Rudolf Fredrik Berg (31 May 1846 – 8 December 1907), also known as R.F. Berg and Fritz Berg, was a Swedish engineer, industrialist and politician. He also founded the Swedish construction and development company Skanska.

== Career ==
Between 1865 and 1868, Berg attended Teknologiska Institutet. In 1873, he became the managing director of Skånska Cement AB (now Cementa [Cementation]). Berg made significant contributions to the cement industry and its development. In 1887, he founded the entrepreneurial company AB Skånska Cementgjuteriet, later known as Skanska. He led a number of other companies, such as Malmö-Limhamns Railroads and AB Stranden. He was a council member in Malmö from 1892 and vice president in 1907.

Berg had a strong social commitment and was popular amongst the working class and fisher population in Limhamn, Sweden.

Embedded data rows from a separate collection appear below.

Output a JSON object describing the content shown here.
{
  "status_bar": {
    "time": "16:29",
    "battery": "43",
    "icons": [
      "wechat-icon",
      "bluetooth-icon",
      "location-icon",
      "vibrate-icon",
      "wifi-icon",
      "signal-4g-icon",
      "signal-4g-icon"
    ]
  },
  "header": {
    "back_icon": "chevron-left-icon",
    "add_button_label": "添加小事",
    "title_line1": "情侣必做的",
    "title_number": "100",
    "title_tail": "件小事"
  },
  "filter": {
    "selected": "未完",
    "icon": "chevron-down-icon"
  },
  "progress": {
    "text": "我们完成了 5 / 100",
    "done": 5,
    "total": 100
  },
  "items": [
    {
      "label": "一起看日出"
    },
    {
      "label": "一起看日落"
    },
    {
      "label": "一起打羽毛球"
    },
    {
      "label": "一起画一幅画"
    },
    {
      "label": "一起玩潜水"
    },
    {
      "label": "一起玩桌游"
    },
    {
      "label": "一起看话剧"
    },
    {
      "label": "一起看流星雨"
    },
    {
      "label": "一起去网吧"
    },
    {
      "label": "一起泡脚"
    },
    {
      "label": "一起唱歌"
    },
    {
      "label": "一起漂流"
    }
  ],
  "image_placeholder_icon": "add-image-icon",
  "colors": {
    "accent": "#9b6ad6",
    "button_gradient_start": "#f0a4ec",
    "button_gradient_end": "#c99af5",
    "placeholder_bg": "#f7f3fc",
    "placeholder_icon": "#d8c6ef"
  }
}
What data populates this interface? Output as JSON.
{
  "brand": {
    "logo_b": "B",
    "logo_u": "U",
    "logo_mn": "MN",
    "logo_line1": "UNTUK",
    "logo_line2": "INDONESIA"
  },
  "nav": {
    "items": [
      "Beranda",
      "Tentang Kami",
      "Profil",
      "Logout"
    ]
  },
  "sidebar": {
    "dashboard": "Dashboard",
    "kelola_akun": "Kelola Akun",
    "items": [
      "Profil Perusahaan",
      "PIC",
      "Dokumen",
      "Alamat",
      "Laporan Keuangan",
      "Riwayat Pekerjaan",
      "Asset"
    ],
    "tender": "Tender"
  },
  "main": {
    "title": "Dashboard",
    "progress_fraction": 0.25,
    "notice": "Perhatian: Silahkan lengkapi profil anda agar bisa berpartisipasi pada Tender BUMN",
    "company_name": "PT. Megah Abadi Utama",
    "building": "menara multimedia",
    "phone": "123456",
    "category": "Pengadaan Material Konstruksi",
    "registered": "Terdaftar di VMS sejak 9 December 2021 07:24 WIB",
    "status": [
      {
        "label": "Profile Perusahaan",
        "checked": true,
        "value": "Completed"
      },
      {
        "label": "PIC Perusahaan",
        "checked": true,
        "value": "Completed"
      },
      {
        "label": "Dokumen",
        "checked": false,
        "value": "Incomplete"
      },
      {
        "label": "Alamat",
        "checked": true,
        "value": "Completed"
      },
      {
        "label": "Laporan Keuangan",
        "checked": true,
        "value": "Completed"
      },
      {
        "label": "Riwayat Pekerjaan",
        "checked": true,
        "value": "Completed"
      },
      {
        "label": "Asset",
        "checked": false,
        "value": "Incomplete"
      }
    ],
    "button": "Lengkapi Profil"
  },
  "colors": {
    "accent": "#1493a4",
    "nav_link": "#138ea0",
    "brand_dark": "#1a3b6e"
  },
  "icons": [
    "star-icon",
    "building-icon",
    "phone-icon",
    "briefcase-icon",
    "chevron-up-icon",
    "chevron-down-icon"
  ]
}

Berg also founded the lecture society Malmö föreläsarförning that expanded to Malmö's library and lecture society in 1882. Berg was the founder and creator of the Betel church at Lugnet in Malmö, which was first opened in 1886. With Anders Antonsson and Thure Petrén, he took the initiative to start the first employment office in Malmö which opened in 1905.

Berg was a member of the board of the Swedish employment association during the last years of his life, worked for a fair work bill and supported Gustav Möller, who was one of Berg's employers and later a politician in the Swedish government. A supporter of equal rights for workers and owners, Berg is considered the founder of the "Svenska modellen" (the Swedish model).

== Death ==
Berg died on 8 December 1907, the same day King Oscar II died. Berg's brother was the king's medical doctor, and had to attend at the king's deathbed, preventing him from reaching his own brother to help him.

Berg's funeral in Limhamn in December 1907 was attended by about 700 people, including many workers and fishermen. A statue of Berg was erected in Limhamn and many locations in the city are named for him, such as R.F. Bergsgatan, Bergaskolan and R.F. Bergs kindergarten.